With sustained improvement in the field of pharmacology; the number of people taking medications or drugs has improved considerably over the recent years. It is however to be noted that combining two or more drugs can lead to disastrous consequences, including death.
Several medications contain active ingredients that can interact or work against each other. Patients and doctors can rule out the risks by paying close attention to what they are taking.
'Some of these interactions are so dramatic that they can lead to death,' said Ralf Stahlmann of the Charite Clinic in Berlin.
'Approximately one in 300 combined applications of medications lead to a problem,' said Walter Haefeli, a pharmacologist at the University Clinic in Heidelberg.
'Doctors and scientists lost oversight of all the possible drug interactions long ago. When a patient receives 10 drugs from a clinic, the number of drug pairings within that group is numerous,' Haefeli said.
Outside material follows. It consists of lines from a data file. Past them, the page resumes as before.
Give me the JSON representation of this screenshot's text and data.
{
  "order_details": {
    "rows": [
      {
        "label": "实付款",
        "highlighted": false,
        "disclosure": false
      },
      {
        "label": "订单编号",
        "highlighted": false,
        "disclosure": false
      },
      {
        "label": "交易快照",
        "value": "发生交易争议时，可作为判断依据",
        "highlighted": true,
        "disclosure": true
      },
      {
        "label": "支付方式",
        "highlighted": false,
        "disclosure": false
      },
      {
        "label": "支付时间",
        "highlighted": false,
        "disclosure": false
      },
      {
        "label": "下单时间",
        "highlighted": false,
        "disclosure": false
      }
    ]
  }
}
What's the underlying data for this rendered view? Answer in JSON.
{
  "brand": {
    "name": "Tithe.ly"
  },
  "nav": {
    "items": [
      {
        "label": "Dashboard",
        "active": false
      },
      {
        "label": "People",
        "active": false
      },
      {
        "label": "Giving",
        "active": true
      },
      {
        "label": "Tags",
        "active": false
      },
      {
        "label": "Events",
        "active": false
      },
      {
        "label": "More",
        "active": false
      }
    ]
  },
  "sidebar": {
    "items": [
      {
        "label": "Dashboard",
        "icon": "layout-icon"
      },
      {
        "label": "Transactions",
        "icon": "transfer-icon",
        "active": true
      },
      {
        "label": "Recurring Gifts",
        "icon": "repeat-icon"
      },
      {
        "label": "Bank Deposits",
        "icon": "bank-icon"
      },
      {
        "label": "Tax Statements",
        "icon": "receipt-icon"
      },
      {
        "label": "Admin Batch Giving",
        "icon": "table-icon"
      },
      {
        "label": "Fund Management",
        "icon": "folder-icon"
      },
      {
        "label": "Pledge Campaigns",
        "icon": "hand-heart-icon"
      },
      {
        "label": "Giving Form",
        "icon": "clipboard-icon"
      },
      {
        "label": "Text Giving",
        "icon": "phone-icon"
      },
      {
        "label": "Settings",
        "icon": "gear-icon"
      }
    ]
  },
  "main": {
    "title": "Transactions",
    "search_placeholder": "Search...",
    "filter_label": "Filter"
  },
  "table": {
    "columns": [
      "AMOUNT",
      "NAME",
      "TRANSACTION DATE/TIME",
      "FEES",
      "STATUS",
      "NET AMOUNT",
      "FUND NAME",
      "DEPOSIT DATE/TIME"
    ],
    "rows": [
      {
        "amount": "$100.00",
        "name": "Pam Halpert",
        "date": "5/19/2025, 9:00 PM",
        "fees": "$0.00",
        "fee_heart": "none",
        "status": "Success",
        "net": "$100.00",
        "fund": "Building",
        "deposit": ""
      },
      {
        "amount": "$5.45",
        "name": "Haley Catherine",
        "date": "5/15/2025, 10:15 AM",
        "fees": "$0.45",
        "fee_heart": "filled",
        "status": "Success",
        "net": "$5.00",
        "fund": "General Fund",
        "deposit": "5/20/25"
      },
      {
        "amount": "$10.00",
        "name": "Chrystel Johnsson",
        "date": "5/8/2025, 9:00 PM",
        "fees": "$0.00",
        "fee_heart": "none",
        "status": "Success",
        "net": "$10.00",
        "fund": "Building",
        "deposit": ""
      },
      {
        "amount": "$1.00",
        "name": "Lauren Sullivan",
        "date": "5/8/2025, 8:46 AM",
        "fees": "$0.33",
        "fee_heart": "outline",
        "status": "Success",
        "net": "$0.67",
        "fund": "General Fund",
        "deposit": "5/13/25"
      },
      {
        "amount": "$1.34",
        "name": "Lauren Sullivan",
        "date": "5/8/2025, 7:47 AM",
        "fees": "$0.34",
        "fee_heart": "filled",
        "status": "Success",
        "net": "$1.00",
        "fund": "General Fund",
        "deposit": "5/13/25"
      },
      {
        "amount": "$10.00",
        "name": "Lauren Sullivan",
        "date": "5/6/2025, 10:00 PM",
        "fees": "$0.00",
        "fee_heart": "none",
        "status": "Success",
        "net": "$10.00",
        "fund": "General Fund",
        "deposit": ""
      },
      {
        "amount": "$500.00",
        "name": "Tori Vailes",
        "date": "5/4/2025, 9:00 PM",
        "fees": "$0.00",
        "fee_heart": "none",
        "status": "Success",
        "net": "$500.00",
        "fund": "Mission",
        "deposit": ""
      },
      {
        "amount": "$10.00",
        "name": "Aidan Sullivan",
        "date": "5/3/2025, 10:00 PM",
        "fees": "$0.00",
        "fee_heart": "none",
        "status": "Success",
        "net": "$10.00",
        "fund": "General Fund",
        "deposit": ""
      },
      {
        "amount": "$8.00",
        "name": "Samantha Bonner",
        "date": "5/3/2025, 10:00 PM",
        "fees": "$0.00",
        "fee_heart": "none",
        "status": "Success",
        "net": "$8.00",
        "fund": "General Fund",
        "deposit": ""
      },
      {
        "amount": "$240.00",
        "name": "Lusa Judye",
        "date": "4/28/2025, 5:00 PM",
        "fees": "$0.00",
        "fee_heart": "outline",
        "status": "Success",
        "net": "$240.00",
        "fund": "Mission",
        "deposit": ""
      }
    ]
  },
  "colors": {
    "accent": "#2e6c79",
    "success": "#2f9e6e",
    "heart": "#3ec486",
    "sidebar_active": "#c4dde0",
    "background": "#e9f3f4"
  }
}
Changes in the dosage could also change the interactions, complicating matters further. In order to grasp all possibilities, an enormous database must be assembled, a task that technicians in Germany are only just beginning.
Patients too must be wary of interactions on their own. For example, taking certain heart medicines with certain laxatives can be problematic, points out Ursula Sellerberg of the Coalition of German Pharmacy Associations.
Antibiotics and antidepressants react equally fast when combined with other medicines. Women taking contraceptives should be careful when they are prescribed an antibiotic, because not all of them mix well and might result in an unwanted pregnancy, Sellerberg added.